Rastar has established its presence in European and Asian markets for a long time and just started business in American markets, Wong said.

Listed on Shenzhen Stock Exchange in 2010, Rastar obtained the exclusive right to produce BMW car models in around 2006 and only export its products with its own brand, according to Wong.

"Co-branding is just the first step for sustainable development of Chinese toy companies and it's more important to have their own brands in international market, "said Tong.

China's toy industry is a buyers' market and it's hard for a toy plant without self-owned research and development capacity to refuse OEM business in partnering with overseas customers, said Tong.

Each year, many international big toy brands identify new products from China, buy out and label them with their own brands plus customized packaging and minor changes, Tong noted.

INTELLECTUAL PROPERTY IS THE KEY

Alpha Group's foray into international market as well as with other Chinese toy players' would help overseas consumers to be aware of the quality and development process with Chinese toy brands, said Yu.

"It's very important for foreign customers to know that China's toy producers have their own brands and do not only engage OEM businesses anymore," Yu said.

Previously Chinese toy products were cheap but now people can find everything with good quality, said Jafar Muhammad Penot, who came from French with a major in aerodynamics and joined the research team of HZTMC about two years ago.

China-based home appliance giants Haier Group and Hisense Co., Ltd. have set examples in moving up industrial value chain from OEM business to self-owned brands and factories outside China, according to an industry insider.

"One of the challenges for many Chinese companies is getting their intellectual property succeed outside China," Josh Selig, president of New York-based preschool content supplier Little Airplane Productions, told Xinhua.

Selig and his Chinese partners have made the animated TV series Super Wings a big success in China and also made China-born P. King Ducking broadcast on Disney Junior.

"We've had great success partnering with Chinese companies to make global quality shows.
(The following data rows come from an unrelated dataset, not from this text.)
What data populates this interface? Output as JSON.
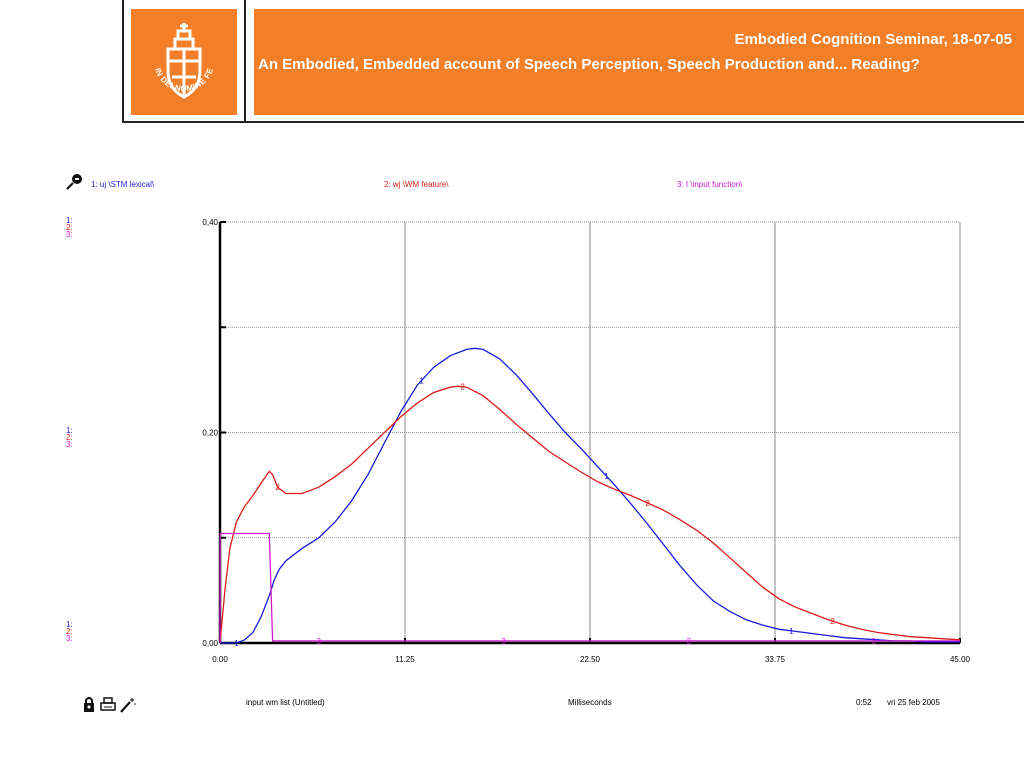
{
  "header": {
    "line1": "Embodied Cognition Seminar, 18-07-05",
    "line2": "An Embodied, Embedded account of Speech Perception, Speech Production and... Reading?",
    "logo_text": "IN DEI NOMINE FELICITER"
  },
  "colors": {
    "orange": "#f47f29",
    "series1": "#1a1adc",
    "series2": "#dc1a1a",
    "series3": "#d21ad2"
  },
  "icons": {
    "pin": "pin-icon",
    "lock": "lock-icon",
    "print": "print-icon",
    "wand": "wand-icon"
  },
  "scale_labels": [
    "1:",
    "2:",
    "3:"
  ],
  "footer": {
    "left": "input wm list (Untitled)",
    "center": "Milliseconds",
    "time": "0:52",
    "date": "vri 25 feb 2005"
  },
  "chart_data": {
    "type": "line",
    "xlabel": "Milliseconds",
    "xlim": [
      0,
      45
    ],
    "ylim": [
      0,
      0.4
    ],
    "x_ticks": [
      0,
      11.25,
      22.5,
      33.75,
      45
    ],
    "x_tick_labels": [
      "0.00",
      "11.25",
      "22.50",
      "33.75",
      "45.00"
    ],
    "y_ticks": [
      0,
      0.2,
      0.4
    ],
    "y_tick_labels": [
      "0,00",
      "0,20",
      "0,40"
    ],
    "grid": true,
    "series": [
      {
        "name": "1: uj \\STM lexical\\",
        "marker": "1",
        "color": "#1a1adc",
        "x": [
          0,
          1,
          1.5,
          2,
          2.5,
          3,
          3.3,
          3.6,
          4,
          5,
          6,
          7,
          8,
          9,
          10,
          11,
          12,
          13,
          14,
          15,
          15.5,
          16,
          17,
          18,
          19,
          20,
          21,
          22,
          23,
          24,
          25,
          26,
          27,
          28,
          29,
          30,
          31,
          32,
          33,
          34,
          35,
          36,
          37,
          38,
          39,
          40,
          41,
          42,
          43,
          44,
          45
        ],
        "y": [
          0,
          0,
          0.003,
          0.01,
          0.025,
          0.045,
          0.06,
          0.07,
          0.078,
          0.09,
          0.1,
          0.115,
          0.135,
          0.16,
          0.19,
          0.22,
          0.245,
          0.262,
          0.273,
          0.279,
          0.28,
          0.279,
          0.27,
          0.255,
          0.237,
          0.218,
          0.2,
          0.184,
          0.167,
          0.15,
          0.132,
          0.113,
          0.093,
          0.073,
          0.055,
          0.04,
          0.03,
          0.022,
          0.017,
          0.013,
          0.011,
          0.009,
          0.007,
          0.005,
          0.004,
          0.003,
          0.002,
          0.002,
          0.001,
          0.001,
          0.001
        ]
      },
      {
        "name": "2: wj \\WM feature\\",
        "marker": "2",
        "color": "#dc1a1a",
        "x": [
          0,
          0.3,
          0.6,
          1,
          1.5,
          2,
          2.5,
          3,
          3.2,
          3.5,
          4,
          5,
          6,
          7,
          8,
          9,
          10,
          11,
          12,
          13,
          14,
          14.5,
          15,
          16,
          17,
          18,
          19,
          20,
          21,
          22,
          23,
          24,
          25,
          26,
          27,
          28,
          29,
          30,
          31,
          32,
          33,
          34,
          35,
          36,
          37,
          38,
          39,
          40,
          41,
          42,
          43,
          44,
          45
        ],
        "y": [
          0,
          0.05,
          0.09,
          0.115,
          0.13,
          0.14,
          0.152,
          0.163,
          0.16,
          0.148,
          0.142,
          0.142,
          0.148,
          0.158,
          0.17,
          0.185,
          0.2,
          0.215,
          0.228,
          0.238,
          0.243,
          0.244,
          0.243,
          0.235,
          0.222,
          0.208,
          0.195,
          0.182,
          0.172,
          0.162,
          0.153,
          0.146,
          0.14,
          0.133,
          0.126,
          0.117,
          0.107,
          0.095,
          0.081,
          0.067,
          0.053,
          0.042,
          0.034,
          0.028,
          0.022,
          0.017,
          0.013,
          0.01,
          0.008,
          0.006,
          0.005,
          0.004,
          0.003
        ]
      },
      {
        "name": "3: I \\input function\\",
        "marker": "3",
        "color": "#d21ad2",
        "x": [
          0,
          0.01,
          3,
          3.2,
          45
        ],
        "y": [
          0,
          0.104,
          0.104,
          0.002,
          0.002
        ]
      }
    ]
  }
}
We find that if companies partner with us, they have a much better chance of having international broadcasters acquire the show," said Selig.

Ranked as the two largest toys markets in the world, the United States and China had 20.7 billion U.S. dollars and around 11 billion dollars of toy sales in 2017, respectively, according to Toy Association.

"Today, Chinese toy companies' competitiveness reflects not only on product prices, but also on development capacity as well as intellectual innovation," said Maggie Qiu, general manager with Deyi, the sole distributor of U.S. toy giant Ty Inc. within China.

Chinese toy manufacturers' competitiveness no longer lies on low wages, but on high efficiency, research and development (R&D) capacity as well as quality, according to Qiu.

"Under most circumstances, Ty's R&D team just proposes an idea and Chinese manufacturers could realize it," Qiu on the sidelines of the toy fair.

Ty Inc. officially stepped into the Chinese market in late 2017 and sold some 2.5 million stuffed plush toys last year, according to Qiu.

The advent of overseas toy brands in China would prompt upgrading of its domestic consumption and changes of Chinese consumers' ideas on quality, requirement and even intellectual property, said Yu.

The high popularity of Lego toys in China makes costly toy products easier to be sold to Chinese customers, Tong said.

"I believe there's a natural synergy between Chinese and U.S. creators working together on global intellectual property. It's not enough for a show just to work in America or China," said Selig.